Мы со Святославом не виделись целых двадцать месяцев, и за это время оба сильно изменились. Чудо, конечно, пройти через все и снова встретиться, но в каком плачевном состоянии застала я мужа! Его мучила тяжелая болезнь — не надо было получать диплом врача, чтобы это понять. Он обращался к врачам, но его неизменно отправляли обратно с порошками аспирина «от неопасного гриппа».
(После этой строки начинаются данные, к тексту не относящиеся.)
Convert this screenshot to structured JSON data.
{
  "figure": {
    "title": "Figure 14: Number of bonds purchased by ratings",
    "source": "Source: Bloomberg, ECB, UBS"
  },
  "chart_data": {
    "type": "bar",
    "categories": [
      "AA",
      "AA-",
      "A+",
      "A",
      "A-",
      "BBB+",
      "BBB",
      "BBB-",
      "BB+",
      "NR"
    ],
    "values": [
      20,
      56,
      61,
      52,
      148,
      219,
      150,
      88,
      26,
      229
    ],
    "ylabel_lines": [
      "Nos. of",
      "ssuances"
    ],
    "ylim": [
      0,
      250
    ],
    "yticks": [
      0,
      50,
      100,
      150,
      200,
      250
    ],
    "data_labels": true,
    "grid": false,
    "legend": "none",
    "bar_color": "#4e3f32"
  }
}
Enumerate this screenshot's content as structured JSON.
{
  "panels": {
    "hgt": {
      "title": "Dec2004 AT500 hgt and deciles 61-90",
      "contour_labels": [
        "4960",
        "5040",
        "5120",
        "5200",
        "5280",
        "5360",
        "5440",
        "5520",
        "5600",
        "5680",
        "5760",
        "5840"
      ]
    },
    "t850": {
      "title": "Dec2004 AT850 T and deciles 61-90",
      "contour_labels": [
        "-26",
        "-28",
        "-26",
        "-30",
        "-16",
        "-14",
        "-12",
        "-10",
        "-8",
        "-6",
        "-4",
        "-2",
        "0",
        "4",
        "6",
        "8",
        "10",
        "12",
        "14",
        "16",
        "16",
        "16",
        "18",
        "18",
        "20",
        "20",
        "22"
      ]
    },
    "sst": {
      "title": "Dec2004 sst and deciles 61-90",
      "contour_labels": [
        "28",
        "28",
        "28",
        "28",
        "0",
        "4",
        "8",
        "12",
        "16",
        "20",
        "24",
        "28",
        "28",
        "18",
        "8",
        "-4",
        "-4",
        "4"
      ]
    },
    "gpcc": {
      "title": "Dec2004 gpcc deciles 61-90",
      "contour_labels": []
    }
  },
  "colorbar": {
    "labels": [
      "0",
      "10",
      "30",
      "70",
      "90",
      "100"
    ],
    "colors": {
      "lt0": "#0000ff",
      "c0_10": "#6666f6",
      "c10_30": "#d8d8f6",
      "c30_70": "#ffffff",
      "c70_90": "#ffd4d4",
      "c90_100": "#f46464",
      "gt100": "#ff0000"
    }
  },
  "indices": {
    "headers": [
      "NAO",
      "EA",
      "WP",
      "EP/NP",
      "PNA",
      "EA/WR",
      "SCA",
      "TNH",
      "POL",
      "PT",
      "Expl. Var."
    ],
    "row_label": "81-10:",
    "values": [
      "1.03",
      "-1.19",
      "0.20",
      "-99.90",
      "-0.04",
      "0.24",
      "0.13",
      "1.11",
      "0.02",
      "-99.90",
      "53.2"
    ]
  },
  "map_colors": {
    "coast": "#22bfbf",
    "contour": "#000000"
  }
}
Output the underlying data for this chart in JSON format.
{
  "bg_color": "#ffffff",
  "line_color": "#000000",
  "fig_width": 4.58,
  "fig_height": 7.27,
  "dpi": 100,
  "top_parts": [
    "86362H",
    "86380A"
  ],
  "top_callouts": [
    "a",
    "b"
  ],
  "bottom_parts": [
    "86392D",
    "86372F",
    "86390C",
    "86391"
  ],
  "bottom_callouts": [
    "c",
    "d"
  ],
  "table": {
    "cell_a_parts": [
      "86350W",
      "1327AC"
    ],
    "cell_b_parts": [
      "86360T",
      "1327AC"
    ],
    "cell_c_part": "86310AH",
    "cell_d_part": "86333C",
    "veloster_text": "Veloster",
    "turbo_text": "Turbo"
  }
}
Мы поселились у одного местного жителя, вернее, жительницы — точной копии матроны в твиде из Найтингейл Лейна — и пригласили Ги де Монсо из Бержанделя откупорить ту самую бутылку арманьяка, которую я упорно возила с собой из Брюсселя в Париж, из Парижа в Лиссабон, из Лиссабона в Лондон. Погасили свет, и я ощутила полное бессилие. Никаких великих задач теперь передо мной не было, но нужно было по крайней мере вытащить Святослава, иначе он — в чем я не сомневалась — погибнет. Святославу хотелось, чтобы я оставалась рядом, и мое стремление переехать в Лондон — как говорится, в больших городах и Провидение ближе — ему не нравилось. Но я стояла на своем, Хиэфорд казался мне болотом, готовым нас засосать… И он сдался.
И вот я снова в Лондоне, на пороге самых черных дней своей жизни. Оказавшись в незнакомом городе без друзей, без денег, если не считать двух фунтов в неделю, полагавшихся мне, как члену семьи военного, в постоянной тревоге за Святослава, я ощутила прежде всего свою личную несостоятельность.